Aballay

Crítica de Miguel Frías - Clarín

Sin afán pedagógico

Western gauchesco, con más acción e introspección que corrección política.

En el cruce entre la literatura introspectiva de Antonio Di Benedetto -autor del cuento en el que se basa esta película- y el western más sangriento y expresionista, Aballay, el hombre sin miedo se destaca por su potencia visual, abundante en aciertos formales, y por sus buenas actuaciones, imprescindibles para generar una atmósfera de época nada solemne, natural y descarnada, con pinceladas, incluso, de humor sutil.

No es poco. Fernando Spiner tenía mucho para perder al abordar el subgénero gauchesco, transitado por algunos de los realizadores más ilustres del cine nacional.

Aballay...

no sólo resiste las comparaciones: se destaca, además, por su personalidad. Discurre al ritmo de la épica de aventuras -con escenas de alto impacto, a lo Sam Peckinpah-, con un trasfondo místico/popular (a lo Leonardo Favio), y una saludable incorrección política.

Hablamos de una trama, impulsada por la venganza, que hace eje en la confrontación entre un joven de la gran urbe (Buenos Aires) y el mundo salvaje de los gauchos (en este caso, de los Valles Calchaquíes). La película, que jamás condesciende a la docencia ni las apologías de nuestros antecesores, se atreve a mostrar un universo brutal, machista, sin leyes.

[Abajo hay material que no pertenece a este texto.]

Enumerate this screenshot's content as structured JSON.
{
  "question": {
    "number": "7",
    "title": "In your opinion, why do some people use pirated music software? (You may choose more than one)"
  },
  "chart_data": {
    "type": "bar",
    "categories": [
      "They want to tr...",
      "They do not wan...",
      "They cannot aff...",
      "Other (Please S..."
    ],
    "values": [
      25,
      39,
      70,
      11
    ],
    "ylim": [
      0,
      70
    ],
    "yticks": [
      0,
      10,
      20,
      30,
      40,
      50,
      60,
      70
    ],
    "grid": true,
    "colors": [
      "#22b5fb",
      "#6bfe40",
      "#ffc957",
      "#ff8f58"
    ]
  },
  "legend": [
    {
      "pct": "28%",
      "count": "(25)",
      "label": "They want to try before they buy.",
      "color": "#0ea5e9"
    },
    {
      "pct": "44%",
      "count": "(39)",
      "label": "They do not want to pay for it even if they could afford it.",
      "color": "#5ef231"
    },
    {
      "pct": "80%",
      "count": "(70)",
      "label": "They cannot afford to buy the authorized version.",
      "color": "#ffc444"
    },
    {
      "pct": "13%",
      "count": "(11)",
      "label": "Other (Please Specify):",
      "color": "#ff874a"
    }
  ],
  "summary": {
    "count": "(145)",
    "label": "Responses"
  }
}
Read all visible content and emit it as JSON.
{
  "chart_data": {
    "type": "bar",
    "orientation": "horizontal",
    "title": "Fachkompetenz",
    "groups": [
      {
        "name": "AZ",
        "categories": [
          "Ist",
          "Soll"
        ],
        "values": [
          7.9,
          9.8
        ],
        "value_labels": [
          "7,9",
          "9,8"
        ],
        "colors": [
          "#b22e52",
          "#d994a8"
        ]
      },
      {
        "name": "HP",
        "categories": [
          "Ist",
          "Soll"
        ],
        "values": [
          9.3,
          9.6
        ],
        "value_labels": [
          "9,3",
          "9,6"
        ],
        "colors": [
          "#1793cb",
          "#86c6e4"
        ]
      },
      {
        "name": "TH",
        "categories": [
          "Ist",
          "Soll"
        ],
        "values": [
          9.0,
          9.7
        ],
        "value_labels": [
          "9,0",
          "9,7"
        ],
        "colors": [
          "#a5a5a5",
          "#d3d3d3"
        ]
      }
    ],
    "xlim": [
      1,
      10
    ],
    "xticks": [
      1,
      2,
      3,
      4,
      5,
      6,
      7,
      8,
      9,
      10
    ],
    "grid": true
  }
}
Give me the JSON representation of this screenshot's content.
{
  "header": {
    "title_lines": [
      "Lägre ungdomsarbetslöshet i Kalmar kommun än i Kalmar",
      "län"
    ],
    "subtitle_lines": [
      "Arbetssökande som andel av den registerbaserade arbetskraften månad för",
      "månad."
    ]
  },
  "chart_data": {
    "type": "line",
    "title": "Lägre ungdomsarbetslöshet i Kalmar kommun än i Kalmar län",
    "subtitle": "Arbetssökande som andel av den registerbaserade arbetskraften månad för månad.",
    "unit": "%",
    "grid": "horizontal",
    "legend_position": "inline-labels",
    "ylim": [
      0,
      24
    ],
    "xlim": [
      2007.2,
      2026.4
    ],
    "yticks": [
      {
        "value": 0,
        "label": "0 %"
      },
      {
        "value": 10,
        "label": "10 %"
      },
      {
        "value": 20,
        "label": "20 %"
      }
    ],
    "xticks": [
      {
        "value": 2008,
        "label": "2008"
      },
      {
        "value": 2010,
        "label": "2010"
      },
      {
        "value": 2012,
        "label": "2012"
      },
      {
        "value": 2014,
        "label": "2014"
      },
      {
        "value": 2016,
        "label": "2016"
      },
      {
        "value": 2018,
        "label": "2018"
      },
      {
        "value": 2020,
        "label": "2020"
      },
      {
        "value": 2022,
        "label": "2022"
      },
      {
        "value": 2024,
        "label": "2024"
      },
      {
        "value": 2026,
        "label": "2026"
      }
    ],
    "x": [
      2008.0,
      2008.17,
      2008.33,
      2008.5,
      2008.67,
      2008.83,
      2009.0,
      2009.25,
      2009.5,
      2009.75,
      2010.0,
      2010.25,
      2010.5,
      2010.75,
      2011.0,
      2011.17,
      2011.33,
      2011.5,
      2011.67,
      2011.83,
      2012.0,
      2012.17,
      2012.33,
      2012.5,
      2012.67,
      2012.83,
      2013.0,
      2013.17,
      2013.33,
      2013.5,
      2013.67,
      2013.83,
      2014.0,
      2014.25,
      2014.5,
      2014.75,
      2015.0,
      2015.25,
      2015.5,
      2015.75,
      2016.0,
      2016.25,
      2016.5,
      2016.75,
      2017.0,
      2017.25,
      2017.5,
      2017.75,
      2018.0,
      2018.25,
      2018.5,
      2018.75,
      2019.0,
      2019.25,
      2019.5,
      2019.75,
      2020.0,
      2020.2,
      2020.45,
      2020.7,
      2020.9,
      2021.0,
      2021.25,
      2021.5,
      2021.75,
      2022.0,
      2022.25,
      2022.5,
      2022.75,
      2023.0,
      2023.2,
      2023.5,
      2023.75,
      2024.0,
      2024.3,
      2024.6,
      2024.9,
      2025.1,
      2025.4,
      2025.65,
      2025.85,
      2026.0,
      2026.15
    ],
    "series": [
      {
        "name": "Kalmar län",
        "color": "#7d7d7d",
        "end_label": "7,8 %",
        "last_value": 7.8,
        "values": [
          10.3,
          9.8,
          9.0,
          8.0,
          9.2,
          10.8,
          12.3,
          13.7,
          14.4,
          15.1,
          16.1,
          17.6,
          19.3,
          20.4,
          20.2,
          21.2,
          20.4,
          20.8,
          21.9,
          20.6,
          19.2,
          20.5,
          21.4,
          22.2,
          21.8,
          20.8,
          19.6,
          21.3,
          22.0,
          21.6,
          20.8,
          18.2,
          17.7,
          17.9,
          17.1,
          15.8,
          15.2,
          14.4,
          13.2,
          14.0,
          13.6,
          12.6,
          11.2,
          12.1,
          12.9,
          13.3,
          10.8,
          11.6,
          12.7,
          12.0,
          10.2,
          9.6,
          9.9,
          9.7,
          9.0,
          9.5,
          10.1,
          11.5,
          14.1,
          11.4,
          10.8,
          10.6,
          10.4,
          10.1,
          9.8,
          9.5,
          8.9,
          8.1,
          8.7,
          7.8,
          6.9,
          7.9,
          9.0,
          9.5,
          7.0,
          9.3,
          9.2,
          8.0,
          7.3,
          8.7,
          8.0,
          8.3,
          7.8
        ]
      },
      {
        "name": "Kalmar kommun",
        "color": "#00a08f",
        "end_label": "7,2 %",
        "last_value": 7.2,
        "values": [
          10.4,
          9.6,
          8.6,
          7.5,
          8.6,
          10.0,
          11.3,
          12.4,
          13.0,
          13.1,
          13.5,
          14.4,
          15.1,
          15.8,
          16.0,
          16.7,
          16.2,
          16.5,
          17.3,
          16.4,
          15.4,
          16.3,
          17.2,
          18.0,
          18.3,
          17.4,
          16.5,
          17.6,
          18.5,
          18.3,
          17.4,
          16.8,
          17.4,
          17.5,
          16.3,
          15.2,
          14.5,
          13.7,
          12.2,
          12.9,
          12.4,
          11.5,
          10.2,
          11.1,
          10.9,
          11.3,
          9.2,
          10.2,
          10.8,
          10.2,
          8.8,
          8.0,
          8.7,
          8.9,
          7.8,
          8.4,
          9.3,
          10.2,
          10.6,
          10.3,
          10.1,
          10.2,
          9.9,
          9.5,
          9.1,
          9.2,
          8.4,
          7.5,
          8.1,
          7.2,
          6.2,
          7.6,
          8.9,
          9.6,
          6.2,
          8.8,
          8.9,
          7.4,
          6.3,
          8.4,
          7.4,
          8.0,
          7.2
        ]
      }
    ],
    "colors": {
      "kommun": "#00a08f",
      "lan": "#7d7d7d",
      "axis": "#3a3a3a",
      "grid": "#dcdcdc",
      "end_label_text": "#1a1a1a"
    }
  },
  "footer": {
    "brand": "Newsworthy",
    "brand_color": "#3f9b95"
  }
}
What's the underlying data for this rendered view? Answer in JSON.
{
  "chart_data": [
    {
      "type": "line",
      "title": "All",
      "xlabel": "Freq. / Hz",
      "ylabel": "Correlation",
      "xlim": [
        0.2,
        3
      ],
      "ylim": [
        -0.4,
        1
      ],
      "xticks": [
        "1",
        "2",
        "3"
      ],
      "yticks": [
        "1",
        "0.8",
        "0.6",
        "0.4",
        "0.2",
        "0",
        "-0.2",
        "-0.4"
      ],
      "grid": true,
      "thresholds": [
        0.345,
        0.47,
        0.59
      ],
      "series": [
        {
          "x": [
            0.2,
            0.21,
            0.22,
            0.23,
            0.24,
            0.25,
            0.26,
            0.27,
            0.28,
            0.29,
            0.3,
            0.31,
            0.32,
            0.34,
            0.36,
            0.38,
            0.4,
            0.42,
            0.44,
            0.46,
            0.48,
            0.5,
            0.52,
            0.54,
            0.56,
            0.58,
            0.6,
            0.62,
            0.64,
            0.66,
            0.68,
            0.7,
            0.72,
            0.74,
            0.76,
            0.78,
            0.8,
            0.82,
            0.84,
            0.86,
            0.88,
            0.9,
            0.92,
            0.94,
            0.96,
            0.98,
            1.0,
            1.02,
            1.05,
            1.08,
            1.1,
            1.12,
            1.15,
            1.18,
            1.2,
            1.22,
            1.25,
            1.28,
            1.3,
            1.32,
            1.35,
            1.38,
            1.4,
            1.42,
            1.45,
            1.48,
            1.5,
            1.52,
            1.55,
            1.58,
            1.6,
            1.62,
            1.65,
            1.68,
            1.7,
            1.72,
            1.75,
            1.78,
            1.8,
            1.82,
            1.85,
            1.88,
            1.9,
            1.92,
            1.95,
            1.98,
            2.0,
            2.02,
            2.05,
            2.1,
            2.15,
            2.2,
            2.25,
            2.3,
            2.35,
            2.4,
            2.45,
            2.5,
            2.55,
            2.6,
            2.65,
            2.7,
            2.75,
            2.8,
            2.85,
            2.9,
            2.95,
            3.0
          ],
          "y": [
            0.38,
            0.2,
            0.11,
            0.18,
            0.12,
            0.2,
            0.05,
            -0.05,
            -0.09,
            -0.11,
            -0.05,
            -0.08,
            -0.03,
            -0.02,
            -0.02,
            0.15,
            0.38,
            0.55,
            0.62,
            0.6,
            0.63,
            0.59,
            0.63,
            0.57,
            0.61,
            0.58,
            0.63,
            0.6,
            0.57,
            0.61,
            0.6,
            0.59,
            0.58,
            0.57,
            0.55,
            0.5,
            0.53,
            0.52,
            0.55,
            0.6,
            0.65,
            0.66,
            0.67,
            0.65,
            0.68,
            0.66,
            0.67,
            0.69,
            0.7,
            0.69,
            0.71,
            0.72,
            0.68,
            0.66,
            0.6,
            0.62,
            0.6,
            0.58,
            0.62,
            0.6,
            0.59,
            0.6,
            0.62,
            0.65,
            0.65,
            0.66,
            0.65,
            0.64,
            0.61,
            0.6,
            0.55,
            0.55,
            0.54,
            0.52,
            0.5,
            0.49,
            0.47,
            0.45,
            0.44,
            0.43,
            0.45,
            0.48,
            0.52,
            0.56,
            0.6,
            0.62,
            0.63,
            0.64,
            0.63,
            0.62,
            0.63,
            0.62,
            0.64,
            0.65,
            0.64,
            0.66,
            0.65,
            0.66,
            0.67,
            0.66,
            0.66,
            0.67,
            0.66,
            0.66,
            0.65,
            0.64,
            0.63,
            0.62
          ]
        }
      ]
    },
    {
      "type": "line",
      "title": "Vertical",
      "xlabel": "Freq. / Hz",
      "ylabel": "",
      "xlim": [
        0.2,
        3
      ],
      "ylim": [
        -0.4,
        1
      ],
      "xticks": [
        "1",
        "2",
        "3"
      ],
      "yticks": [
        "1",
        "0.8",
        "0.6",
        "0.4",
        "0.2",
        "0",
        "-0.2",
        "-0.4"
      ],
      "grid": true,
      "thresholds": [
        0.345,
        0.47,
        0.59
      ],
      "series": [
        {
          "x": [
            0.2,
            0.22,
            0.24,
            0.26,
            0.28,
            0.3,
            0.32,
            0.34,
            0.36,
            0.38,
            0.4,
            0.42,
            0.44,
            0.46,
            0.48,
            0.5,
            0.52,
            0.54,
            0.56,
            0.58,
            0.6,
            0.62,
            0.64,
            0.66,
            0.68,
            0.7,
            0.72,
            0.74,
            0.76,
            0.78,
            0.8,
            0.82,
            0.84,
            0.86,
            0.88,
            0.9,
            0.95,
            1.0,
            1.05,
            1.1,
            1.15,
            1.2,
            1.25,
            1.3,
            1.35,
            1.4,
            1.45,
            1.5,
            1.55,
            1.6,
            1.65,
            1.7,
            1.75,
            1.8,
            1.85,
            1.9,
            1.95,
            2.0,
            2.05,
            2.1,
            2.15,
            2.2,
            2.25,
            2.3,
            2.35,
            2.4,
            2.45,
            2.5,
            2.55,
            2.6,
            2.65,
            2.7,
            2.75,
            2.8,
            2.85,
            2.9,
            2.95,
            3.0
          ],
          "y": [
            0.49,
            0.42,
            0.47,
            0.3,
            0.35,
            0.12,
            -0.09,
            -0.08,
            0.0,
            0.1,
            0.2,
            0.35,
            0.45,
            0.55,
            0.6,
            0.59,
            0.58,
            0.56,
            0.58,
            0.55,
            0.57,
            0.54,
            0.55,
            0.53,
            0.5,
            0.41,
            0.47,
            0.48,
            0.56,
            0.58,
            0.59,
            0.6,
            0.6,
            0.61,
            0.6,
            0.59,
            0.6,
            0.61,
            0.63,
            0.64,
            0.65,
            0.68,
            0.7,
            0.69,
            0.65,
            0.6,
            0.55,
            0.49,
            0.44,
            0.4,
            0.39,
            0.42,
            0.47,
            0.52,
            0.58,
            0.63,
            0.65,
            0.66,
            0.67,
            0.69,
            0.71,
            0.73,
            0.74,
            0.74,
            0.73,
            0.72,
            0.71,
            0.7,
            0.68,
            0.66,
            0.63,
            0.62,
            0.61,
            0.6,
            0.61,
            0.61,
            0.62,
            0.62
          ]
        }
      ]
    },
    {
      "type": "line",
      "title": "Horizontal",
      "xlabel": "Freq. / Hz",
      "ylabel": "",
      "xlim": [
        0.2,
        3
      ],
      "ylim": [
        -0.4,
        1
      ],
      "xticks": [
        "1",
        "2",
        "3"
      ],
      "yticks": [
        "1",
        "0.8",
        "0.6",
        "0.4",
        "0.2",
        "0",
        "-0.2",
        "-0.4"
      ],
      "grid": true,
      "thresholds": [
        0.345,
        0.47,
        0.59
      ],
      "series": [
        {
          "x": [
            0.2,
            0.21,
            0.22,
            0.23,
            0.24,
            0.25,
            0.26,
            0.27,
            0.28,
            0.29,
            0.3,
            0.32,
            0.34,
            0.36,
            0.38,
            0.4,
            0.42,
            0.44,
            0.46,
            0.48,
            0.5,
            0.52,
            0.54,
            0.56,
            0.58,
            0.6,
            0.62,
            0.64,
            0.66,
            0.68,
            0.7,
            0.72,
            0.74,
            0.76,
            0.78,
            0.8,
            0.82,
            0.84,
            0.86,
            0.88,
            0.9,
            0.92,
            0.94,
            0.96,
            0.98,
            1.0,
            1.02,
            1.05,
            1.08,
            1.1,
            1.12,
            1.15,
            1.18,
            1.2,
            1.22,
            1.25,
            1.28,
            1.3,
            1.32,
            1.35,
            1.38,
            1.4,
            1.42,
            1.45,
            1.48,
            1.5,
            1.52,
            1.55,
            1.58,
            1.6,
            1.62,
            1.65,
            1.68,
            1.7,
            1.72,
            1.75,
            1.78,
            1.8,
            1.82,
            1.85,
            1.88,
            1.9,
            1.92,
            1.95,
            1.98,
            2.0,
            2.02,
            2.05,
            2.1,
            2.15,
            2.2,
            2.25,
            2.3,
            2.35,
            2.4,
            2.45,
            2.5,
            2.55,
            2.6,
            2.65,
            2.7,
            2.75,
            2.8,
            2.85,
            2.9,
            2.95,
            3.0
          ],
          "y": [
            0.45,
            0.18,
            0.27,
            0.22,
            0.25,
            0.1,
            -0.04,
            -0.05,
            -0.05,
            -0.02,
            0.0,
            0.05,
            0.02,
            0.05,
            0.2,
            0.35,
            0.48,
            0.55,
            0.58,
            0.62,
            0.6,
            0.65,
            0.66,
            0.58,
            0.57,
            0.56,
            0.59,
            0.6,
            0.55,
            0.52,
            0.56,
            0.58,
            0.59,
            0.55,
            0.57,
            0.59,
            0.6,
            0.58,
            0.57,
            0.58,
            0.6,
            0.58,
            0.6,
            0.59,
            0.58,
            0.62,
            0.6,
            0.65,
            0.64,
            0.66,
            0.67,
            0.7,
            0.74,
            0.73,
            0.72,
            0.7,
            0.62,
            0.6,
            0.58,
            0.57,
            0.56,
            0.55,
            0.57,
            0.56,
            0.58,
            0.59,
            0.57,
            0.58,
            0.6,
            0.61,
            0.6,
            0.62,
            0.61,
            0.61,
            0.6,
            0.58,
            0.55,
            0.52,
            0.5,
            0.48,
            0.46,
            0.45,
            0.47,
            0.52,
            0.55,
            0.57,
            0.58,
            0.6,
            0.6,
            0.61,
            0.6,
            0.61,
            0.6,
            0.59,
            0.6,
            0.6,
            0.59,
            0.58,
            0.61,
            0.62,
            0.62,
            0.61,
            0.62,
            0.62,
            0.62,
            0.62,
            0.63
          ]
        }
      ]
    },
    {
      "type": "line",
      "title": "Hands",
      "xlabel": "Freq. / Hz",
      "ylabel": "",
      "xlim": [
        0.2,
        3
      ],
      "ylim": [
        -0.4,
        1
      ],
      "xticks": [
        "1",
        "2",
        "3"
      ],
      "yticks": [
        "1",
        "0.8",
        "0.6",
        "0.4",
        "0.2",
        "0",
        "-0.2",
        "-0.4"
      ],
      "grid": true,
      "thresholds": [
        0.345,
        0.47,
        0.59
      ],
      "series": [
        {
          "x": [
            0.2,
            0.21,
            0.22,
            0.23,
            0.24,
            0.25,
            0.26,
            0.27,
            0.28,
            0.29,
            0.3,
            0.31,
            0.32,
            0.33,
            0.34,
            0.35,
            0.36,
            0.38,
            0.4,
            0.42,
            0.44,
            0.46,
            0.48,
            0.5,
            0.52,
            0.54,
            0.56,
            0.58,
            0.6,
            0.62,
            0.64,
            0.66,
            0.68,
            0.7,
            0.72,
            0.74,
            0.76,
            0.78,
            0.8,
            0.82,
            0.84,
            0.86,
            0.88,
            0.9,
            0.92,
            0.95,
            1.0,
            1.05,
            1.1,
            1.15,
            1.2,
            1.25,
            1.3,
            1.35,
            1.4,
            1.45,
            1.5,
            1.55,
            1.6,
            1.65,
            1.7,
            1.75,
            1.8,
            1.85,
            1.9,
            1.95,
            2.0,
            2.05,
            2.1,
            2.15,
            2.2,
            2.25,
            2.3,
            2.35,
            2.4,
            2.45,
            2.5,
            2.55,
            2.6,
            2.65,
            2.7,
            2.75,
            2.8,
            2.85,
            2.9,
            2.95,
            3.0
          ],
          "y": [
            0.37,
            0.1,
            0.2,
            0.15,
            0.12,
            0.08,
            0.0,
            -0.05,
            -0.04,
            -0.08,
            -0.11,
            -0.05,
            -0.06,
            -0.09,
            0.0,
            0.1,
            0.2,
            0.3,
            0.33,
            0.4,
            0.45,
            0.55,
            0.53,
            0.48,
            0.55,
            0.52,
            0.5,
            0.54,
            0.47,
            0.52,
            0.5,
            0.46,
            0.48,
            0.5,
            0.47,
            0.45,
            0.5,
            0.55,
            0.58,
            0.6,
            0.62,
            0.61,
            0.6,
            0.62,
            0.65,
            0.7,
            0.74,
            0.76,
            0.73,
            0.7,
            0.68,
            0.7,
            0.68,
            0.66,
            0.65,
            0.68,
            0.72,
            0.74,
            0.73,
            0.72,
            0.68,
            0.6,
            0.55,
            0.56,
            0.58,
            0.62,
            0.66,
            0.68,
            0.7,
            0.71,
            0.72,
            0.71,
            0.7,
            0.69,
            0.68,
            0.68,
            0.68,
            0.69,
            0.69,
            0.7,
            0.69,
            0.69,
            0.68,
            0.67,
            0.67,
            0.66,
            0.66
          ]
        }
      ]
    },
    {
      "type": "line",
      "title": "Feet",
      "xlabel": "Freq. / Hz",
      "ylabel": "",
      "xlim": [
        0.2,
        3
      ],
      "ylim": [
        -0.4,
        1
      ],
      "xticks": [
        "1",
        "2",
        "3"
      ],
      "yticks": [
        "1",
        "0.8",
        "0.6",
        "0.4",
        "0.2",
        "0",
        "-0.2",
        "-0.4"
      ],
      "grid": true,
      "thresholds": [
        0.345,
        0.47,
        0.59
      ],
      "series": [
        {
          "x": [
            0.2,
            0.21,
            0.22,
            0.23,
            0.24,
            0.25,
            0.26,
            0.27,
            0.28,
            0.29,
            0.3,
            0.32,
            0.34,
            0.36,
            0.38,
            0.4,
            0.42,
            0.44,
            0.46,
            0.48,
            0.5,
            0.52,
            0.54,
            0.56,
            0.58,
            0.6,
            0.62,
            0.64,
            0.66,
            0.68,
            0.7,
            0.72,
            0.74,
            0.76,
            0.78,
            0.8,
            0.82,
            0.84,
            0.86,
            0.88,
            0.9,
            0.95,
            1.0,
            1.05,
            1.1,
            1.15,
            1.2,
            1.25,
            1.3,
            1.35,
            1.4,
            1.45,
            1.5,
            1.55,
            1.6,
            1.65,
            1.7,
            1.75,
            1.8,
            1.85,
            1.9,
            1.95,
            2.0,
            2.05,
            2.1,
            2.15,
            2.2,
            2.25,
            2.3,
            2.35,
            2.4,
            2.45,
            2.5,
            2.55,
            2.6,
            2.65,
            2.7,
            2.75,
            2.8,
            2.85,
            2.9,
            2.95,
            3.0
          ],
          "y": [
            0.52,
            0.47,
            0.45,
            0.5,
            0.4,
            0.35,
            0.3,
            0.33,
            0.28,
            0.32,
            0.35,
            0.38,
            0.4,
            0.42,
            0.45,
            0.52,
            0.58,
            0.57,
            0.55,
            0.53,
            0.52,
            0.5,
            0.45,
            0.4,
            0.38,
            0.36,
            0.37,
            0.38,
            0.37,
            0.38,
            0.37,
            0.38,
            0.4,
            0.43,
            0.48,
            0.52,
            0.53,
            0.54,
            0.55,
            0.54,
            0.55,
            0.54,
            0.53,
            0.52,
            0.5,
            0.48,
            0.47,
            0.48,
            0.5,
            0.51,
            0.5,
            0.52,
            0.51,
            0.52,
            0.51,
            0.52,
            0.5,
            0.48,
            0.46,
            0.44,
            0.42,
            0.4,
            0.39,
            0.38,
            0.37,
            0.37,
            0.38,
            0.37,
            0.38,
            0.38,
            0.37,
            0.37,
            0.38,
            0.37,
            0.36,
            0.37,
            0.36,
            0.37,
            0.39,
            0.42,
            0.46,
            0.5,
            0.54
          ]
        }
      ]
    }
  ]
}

Un universo sin redención, apenas con culpas.

En este punto, hay que destacar la rara combinación entre la fábula y el naturalismo: eclecticismo que se refleja en la estética del filme. La película empieza con Aballay (Pablo Cedrón) como un gaucho forajido, vandálico, impiadoso, que al atacar a una diligencia y matar a un hombre queda perturbado por la mirada del pequeño hijo del asesinado. Luego, tras un salto de una década, cuando Julián (Nazareno Casero), el chico convertido en hombre joven vuelve por venganza, Aballay se ha convertido en mito, santo, leyenda.

¿Qué ocurrió en esos diez años? Atormentado por la culpa, tras haber escuchado hablar de los estilitas, quienes se instalaban en el extremo de columnas para expiar sus pecados, Aballay ha decidido vivir sobre su caballo, sin desmontar, convirtiéndose en una suerte de centauro. Este “héroe” gauchesco, como otros, es un solitario, incluso un ermitaño, un anacoreta, que no cree en el Estado, ni en ninguna otra forma de organización ni de poder. Por eso, uno de sus ex secuaces, El Muerto (extraordinaria actuación de Claudio Rissi), aparece como su contrapunto, convertido en un caudillo autoritario y feroz.

La película, dinámica y a la vez cadenciosa, incorpora una subtrama romántica: Julián se enamora de Juana (Moro Anghileri), mujer de El Muerto, quien la toma a ella como a un objeto de humillación, de posesión, de ejercicio del despotismo. Estos dos personajes, sometedor y sometida, los únicos que no tienen dilemas morales, se agregaron en la adaptación. Están muy bien interpretados y, aunque podrían representar la parte maniquea de la historia, funcionan muy bien como elementos dramáticos.

El punto de vista es el de Julián; débil en ese entorno, aunque luego sanguinario. Los virtuosos encuadres -desde los planos cerrados de la violencia hasta las panorámicas de un paisaje sublime-, la fotografía, el trabajo de sonido y la música conforman una obra con más impacto que moraleja, infrecuente en el actual cine argentino.